Shelf Life

Our Shelf Life Blog features the latest recommendations chosen by library staff and volunteers.
Mon, 05/21/2018 - 11:56am
Cover to Lavinia by Ursula K. Le Guin

Lavinia of the blushing smiles and flaming hair merited only a few lines in the last books of Virgil’s Aeneid. That Lavinia was simply another lovely and dutiful princess to be married to the hero in accordance with the gods’ wishes. But Lavinia’s character is imagined and fully fleshed out by Hugo-winning writer Ursula K. Le Guin, transformed into a woman of strength and nobility in Lavinia.

Wed, 05/16/2018 - 8:37am
Cover to A Painted House by John Grisham

Rural 1950s Arkansas is the setting for John Grisham’s Southern thriller, A Painted House. It’s the beginning of a summer full of sweltering days, acres of cotton to pick, dangerous desire, and deadly secrets to keep.

Mon, 05/14/2018 - 7:38am
Cover to Mister Monday

Arthur Penhaligon, star of Garth Nix's Mister Monday, thinks he's a normal 7th grader who has enough problems to deal with, like starting a brand new school and controlling his asthma. After the first day of school, though, his life gets a lot weirder. During a serious asthma attack, while he's gasping for breath on the ground, he sees a strange man in a wheelchair appear in blinding light with an attendant. He thrusts a "blade" into Arthur's hands and mutters some strange things about a Will, the Key, and suitable Heir. Although it makes no sense to him at the time, Arthur has just been given an instrument of power called the Key and named the Heir to the Will by Mister Monday. Arthur's life will never be the same.

Fri, 05/11/2018 - 2:47am
If you like Little Women by Louisa May Alcott

This readalike is in response to a customer's book-match request. If you would like personalized reading recommendations, fill out the book-match form and a librarian will email suggested titles to you.

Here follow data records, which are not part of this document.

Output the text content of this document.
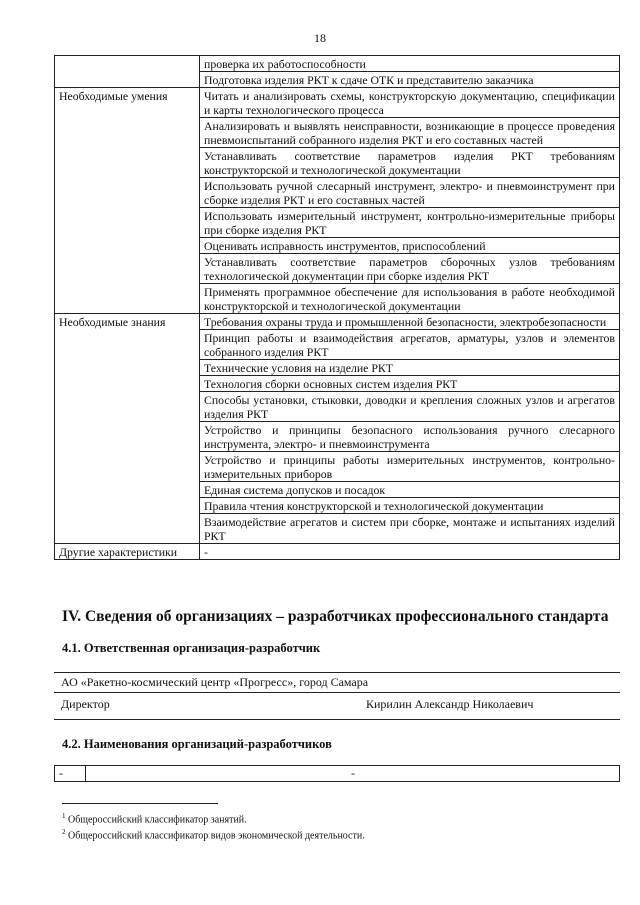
18
	проверка их работоспособности
	Подготовка изделия РКТ к сдаче ОТК и представителю заказчика
Необходимые умения	Читать и анализировать схемы, конструкторскую документацию, спецификации и карты технологического процесса
	Анализировать и выявлять неисправности, возникающие в процессе проведения пневмоиспытаний собранного изделия РКТ и его составных частей
	Устанавливать соответствие параметров изделия РКТ требованиям конструкторской и технологической документации
	Использовать ручной слесарный инструмент, электро- и пневмоинструмент при сборке изделия РКТ и его составных частей
	Использовать измерительный инструмент, контрольно-измерительные приборы при сборке изделия РКТ
	Оценивать исправность инструментов, приспособлений
	Устанавливать соответствие параметров сборочных узлов требованиям технологической документации при сборке изделия РКТ
	Применять программное обеспечение для использования в работе необходимой конструкторской и технологической документации
Необходимые знания	Требования охраны труда и промышленной безопасности, электробезопасности
	Принцип работы и взаимодействия агрегатов, арматуры, узлов и элементов собранного изделия РКТ
	Технические условия на изделие РКТ
	Технология сборки основных систем изделия РКТ
	Способы установки, стыковки, доводки и крепления сложных узлов и агрегатов изделия РКТ
	Устройство и принципы безопасного использования ручного слесарного инструмента, электро- и пневмоинструмента
	Устройство и принципы работы измерительных инструментов, контрольно-измерительных приборов
	Единая система допусков и посадок
	Правила чтения конструкторской и технологической документации
	Взаимодействие агрегатов и систем при сборке, монтаже и испытаниях изделий РКТ
Другие характеристики	-
IV. Сведения об организациях – разработчиках профессионального стандарта
4.1. Ответственная организация-разработчик
АО «Ракетно-космический центр «Прогресс», город Самара
Директор	Кирилин Александр Николаевич
4.2. Наименования организаций-разработчиков
-	-
$^1$ Общероссийский классификатор занятий.
$^2$ Общероссийский классификатор видов экономической деятельности.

Available for adults, teens, and kids. You can browse other book matches here.

Little Women by Louisa May Alcott
Chronicles the joys and sorrows of the four March sisters as they grow into young ladies in nineteenth-century New England.

Little Women, Masterpiece BBC TV-Series (2018)
Loved by generations of women worldwide, Little Women is a truly universal coming of age story. Set against the backdrop of the Civil War, the story follows sisters Jo, Meg, Beth and Amy March on their journey from childhood to adulthood. With the help of their mother, Marmee, and while their father is away at war, the girls navigate what it means to be a young woman: from sibling rivalry and first love to loss and marriage. Based on the classic novel by Louisa May Alcott, this three-part adaptation from the award-winning creator of Call the Midwife Heidi Thomas will be directed by Vanessa Caswill. Premieres Sunday, May 13th, 2018 on MASTERPIECE! See the trailer below.

Check out these modern fictional book titles relating to young women's journeys from childhood to adulthood.

Wed, 05/09/2018 - 9:57am
Cover to Grendel by John Gardner

Lurking in the shadows of the Dark Ages is the howling form of Grendel. He is the monster of midnight, the bone-gnasher, the ardent hunter of warriors who strews their bones and howls his fury to the world as he wreaks havoc on the safety of civilization. No hall fire burning brightly, no line of armed men can keep him back when he desires destruction. 

But, as John Gardner tells of Grendel, this was not always so. For the bane of the Hrothgar’s hall has a soul much tormented by his desire for good and fellowship with the humans even as his demonic appearance frightens them into violent action. To them, he is a thing, and so he becomes what they believe him to be—an adversary whose fame has spanned the centuries.

Mon, 05/07/2018 - 10:07am
Cover to Oh No! (Or How My Science Project Destroyed the World) by Mac Barnett and illustrated by Dan Santat

A bright young girl runs through the chaos of demolished streets. Plumes of black smoke rise from the rubbled buildings. No one else is in sight. Oh No! (Or How My Science Project Destroyed the World) is a life lesson that everyone should receive: always take responsibility for your actions, particularly when they involve a ginormous hulking robot with the power to crush cars and shoot lasers every which way.

Usually, when my school science projects went wrong, it was more of a mild disappointment than anything else. My baking-soda-and-vinegar volcano did not erupt. I received a C- instead of a B+. These are minor hiccups when compared to our main character’s situation. Oh No! allows us to think about our own mistakes and say, “Well, it could have been worse…much, much worse.”